Temat: Wynagrodzenie kobiet a mężczyzn.
Zgadzam się, że:
1. Kobiety długo walczyły o to żeby móc się uczyć, pracować, nosić spodnie, palić papierosy, brać udział w rozmowa z mężczyznami etc. Chwała kobietom za to, że teraz możemy to robić:) Sytuacja jest coraz lepsza, trzeba tylko cierpliwości
2. Wiek emerytalny powinnien być zrównany, można pracować do 60 roku życia, ale jeśli ktoś chce może pracować jeszcze 5 lat. Są zawody kiedy trudno wytrzymać do 65 roku życia (ciężka praca fizyczna), są zawody gdzie praca o 5 lat dłuższa jest pożądana przez potencjalnych emerytów- przeważnie chodzi o pracę umysłową. Ustalenia przejścia na emeryturę - w granicach rozsądku ( nie wiem czy w polsce w takim rządzie to możliwe...)
3. Kobieta rodzi dzieci i przez pierwsze miesiące je wychowuje - więc jest jej trudniej. To jest fakt.
4. Są przedsiębiorstwa gdzie jest dyskryminacja płacowa: mężczyźni z krótszym stażem, takim samym wykształcenie zarabiają więcej niż kobiety...Znam te przypadki, niestety nie chcę podawac nazwy firm.
5. Są stanowiska na które kobiety nie są pożądane, jednakże nie można tego podać w ogłoszeniu o pracę. Gdyby zrobić doświadczenie: wysyłać CV do firm, kobiety i mężczyzny z takimi samymi detalami, większy byłby odzew do mężczyzna - niestety wciąż tak jest. Zmiany jednak idą ku lepszemu. Poza tym, trzeba się zgodzić z tym, że są stanowiska, na którym mężczyznom będzie po prostu łatwiej.
6. Używanie argumentu, że kobieta bezdzietna w jakimś tam wieku gada tylko o jednym - nie jest rzeczowym i KONKRETNYM argumentem, tylko jest wypowiedzią powielającą stereotypy. W rzeczowej dyskusji powinno się uniknąć tego typu argumentów. Prowokują kłótnię.

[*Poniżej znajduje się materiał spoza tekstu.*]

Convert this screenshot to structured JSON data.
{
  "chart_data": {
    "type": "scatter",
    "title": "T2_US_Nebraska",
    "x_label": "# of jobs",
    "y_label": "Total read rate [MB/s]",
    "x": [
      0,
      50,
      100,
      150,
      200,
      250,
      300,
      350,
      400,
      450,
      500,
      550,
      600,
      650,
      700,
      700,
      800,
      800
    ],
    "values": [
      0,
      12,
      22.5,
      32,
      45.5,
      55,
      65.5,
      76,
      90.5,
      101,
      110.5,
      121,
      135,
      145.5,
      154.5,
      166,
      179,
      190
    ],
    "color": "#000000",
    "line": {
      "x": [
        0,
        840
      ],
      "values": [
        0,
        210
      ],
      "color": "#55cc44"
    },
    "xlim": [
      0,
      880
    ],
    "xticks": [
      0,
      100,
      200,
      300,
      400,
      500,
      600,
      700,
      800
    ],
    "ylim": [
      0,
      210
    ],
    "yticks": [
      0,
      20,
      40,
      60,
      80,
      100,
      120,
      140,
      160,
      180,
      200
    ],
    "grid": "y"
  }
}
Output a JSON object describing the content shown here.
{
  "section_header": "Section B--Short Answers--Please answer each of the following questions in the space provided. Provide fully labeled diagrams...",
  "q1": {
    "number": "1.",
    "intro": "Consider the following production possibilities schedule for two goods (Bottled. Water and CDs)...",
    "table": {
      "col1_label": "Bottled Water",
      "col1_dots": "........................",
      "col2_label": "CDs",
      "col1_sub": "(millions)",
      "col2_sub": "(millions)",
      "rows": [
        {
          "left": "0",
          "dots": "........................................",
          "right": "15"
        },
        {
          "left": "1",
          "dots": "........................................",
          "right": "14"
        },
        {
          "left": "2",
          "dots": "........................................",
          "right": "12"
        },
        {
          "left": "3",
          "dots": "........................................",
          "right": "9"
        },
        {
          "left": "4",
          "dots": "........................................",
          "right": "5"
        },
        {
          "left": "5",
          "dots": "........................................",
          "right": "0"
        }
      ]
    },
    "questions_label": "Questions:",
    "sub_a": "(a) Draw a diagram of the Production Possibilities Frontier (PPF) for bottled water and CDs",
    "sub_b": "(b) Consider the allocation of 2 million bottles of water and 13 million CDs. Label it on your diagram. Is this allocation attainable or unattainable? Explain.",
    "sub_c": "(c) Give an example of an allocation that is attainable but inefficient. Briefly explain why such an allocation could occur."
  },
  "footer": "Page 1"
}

7. BŁAŻEJ czepia się słówek i logiki zarzucając rozmówczyniom. W Twojej wypowiedzi jest wiele rażących błędów ortograficznych więc DARUJ SOBIE! JAK NARAZIE TO TWOJA WYPOWIEDŹ TO RZUCANIE MIĘSEM...i atak!
Nie zgadzam się, że:
1. Blondynkom jest łatwiej na uczelniach -
Nikt tego nie policzył, jest to uogólnianie i nie wiadomo czy zjawisko występuje masowo, na tyle aby mówić, że to fakt. To co piszecie to pogłoska, plotka, subiektywne odczucia, nie odnoszące się do faktów, a powielające STEREOTYPY
2. Kobiety które mają dzieci są zagrożeniem dla pracodawcy.
Wiele aspektów zależy od uwarunkowań prawnych i prawa pracy. Kobiety które już dzieci mają i potrafią się zorganizować to plus dla pracodawcy. Nie mają problemow ze znalezieniem pracy. Nie przesadzajmy więc, iż kobiety dzietne to zagrożenie dla pracodawcy, to trochę naiwne.
To trudny temat, jednak warto o tym pisać.